During the heated exchanges it is claimed Ms Ruane argued that it was her belief neither candidate was suitable for the role.
The Policing Board declined to comment on the claims and what impact on the recruitment process Sinn Fein's withdrawal will have.
That was last night dismissed by Ms Ruane, who said: "I want to make it clear that none of my concerns reflect in any way on either of the two senior officers involved. They are clearly not at fault here.
"I have noted comments from other members of the board in what seems to be an effort to circle the wagons."
Opinion is split on whether a Deputy Chief Constable can now be appointed without the support of Sinn Fein.
"It stinks," one source said.
"There was one clear leader who should have been appointed, but Sinn Fein kicked off an argument that neither had performed a good interview, yet they both had received the appointable mark.
"On a split vote it was agreed to re-interview the two individuals."
The source said there was a perception within the board of a Sinn Fein agenda against Mr Harris.
In May the Belfast Telegraph exclusively revealed Mr Harris – who signed off on Gerry Adams' arrest for questioning over the IRA murder of Jean McConville in 1972 – was facing a backlash from Sinn Fein. Mr Adams denied any wrongdoing and was released without charge.
Deputy First Minister Martin McGuinness blamed the "dark side" of policing for the arrest of Mr Adams.
Mr McGuinness claimed the move was "politically motivated" and said his party and peace process were being "targeted".

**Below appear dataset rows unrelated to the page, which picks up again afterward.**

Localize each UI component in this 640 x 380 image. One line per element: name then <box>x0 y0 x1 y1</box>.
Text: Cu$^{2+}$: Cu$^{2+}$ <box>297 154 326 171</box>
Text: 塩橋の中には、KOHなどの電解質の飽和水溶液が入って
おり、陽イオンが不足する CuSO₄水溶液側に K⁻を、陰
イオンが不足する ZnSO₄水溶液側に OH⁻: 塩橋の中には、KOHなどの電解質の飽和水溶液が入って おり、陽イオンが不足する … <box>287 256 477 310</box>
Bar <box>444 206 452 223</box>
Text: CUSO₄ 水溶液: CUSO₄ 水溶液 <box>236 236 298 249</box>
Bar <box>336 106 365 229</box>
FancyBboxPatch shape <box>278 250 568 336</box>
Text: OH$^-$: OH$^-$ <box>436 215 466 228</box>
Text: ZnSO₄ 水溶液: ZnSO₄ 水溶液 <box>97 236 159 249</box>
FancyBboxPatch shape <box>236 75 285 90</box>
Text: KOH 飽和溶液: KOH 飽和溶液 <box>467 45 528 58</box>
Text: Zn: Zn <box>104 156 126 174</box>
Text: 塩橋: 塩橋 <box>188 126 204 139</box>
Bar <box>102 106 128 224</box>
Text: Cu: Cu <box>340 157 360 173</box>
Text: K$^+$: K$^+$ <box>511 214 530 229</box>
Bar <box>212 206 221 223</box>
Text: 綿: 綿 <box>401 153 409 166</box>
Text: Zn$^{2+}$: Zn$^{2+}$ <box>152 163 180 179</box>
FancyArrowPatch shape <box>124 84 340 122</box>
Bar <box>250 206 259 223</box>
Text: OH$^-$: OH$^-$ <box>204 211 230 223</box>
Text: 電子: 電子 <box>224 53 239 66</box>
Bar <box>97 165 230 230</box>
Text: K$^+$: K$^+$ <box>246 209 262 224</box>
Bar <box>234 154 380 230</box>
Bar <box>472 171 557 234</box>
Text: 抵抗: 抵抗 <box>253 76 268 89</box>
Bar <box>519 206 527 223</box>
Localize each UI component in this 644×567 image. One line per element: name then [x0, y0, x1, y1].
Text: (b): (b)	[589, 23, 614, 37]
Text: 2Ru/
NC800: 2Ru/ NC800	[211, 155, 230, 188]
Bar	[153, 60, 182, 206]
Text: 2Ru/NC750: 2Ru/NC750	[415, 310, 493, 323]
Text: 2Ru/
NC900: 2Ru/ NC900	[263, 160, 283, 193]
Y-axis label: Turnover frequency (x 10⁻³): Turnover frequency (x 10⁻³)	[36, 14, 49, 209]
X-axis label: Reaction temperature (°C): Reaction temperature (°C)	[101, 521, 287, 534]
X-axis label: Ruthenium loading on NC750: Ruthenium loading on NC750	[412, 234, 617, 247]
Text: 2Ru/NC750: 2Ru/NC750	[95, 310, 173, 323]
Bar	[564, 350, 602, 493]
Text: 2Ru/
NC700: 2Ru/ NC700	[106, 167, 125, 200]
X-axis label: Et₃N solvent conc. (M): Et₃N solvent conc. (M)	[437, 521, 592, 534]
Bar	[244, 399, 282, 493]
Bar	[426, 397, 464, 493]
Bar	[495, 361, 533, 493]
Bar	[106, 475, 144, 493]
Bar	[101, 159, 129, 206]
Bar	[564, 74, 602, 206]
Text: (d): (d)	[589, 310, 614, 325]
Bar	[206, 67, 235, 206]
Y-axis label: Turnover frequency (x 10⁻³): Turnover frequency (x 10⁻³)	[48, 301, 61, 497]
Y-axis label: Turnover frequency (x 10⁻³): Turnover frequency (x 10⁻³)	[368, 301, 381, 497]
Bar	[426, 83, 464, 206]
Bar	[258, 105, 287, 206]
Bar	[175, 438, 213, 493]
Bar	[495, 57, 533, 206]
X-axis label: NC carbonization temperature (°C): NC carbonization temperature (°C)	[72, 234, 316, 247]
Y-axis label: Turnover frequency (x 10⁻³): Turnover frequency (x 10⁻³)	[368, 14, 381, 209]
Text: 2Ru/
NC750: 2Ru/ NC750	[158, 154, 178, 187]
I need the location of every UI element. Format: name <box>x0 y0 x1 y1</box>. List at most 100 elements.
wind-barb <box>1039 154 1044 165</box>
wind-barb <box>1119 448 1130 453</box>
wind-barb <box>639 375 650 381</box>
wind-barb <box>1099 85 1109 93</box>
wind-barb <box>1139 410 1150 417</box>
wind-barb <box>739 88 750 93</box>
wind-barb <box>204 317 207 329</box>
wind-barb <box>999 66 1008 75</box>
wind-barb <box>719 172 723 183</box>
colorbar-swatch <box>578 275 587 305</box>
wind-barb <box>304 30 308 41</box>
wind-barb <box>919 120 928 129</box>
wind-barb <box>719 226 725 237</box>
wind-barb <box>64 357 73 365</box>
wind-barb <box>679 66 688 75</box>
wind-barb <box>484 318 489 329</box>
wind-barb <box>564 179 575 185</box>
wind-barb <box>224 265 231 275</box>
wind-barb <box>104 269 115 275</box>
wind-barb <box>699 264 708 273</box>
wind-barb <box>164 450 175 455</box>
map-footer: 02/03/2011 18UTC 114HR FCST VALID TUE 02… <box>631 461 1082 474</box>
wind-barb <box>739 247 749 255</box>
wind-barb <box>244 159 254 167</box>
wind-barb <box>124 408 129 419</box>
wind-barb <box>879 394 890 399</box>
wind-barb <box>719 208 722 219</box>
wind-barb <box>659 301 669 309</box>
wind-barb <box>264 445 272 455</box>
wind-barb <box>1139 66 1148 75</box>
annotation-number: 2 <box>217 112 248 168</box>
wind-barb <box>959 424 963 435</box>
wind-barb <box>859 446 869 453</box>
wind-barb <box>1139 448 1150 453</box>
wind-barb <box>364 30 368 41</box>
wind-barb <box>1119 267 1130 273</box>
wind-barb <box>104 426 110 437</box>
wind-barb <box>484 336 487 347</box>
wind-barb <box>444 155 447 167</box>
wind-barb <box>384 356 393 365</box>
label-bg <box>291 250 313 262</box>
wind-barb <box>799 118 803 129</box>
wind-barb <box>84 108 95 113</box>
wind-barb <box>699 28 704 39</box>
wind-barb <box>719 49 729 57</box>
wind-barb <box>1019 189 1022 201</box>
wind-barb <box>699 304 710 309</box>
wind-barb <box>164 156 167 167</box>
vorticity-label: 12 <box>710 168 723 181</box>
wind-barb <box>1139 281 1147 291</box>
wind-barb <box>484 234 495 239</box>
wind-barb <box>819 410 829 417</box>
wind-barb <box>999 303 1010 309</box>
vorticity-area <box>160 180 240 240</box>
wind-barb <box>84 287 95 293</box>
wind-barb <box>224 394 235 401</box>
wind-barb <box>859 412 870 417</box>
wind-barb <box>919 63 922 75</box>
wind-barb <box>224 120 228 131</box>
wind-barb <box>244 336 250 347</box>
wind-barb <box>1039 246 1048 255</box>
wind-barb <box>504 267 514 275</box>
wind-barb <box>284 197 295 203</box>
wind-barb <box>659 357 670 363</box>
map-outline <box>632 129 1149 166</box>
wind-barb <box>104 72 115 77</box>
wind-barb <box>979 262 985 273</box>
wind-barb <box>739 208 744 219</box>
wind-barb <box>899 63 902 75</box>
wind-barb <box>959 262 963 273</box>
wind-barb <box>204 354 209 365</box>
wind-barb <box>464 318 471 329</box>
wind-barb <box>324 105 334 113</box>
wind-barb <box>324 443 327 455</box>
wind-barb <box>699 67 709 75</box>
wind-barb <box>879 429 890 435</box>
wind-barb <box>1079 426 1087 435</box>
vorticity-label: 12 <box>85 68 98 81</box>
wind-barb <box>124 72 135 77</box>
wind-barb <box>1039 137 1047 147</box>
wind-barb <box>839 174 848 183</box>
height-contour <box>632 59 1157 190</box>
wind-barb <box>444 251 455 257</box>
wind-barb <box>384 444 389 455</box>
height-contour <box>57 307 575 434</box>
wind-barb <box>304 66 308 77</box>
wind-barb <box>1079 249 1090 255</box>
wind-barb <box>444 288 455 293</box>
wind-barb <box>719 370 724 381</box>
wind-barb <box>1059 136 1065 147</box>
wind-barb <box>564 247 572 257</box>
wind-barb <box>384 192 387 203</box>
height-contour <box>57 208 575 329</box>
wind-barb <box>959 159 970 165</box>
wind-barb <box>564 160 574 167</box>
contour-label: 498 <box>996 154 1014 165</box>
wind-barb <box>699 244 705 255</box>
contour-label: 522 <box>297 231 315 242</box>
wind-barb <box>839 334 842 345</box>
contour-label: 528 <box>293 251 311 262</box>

Then Chief Constable Matt Baggott spoke out in his colleague's defence. "He is, ultimately, one of the most professional police officers that I have ever worked with," he said.
The post of PSNI Deputy Chief Constable became vacant when Judith Gillespie announced her retirement in March.
Alistair Finlay was appointed as interim deputy after indicating he would not apply for the job on a full-time basis, as it was felt any temporary appointee to the post would have an unfair advantage.
Drew Harris served around 16 years in the RUC before going on secondment to Her Majesty's Inspectorate of Constabulary in 2000. He returned in 2002.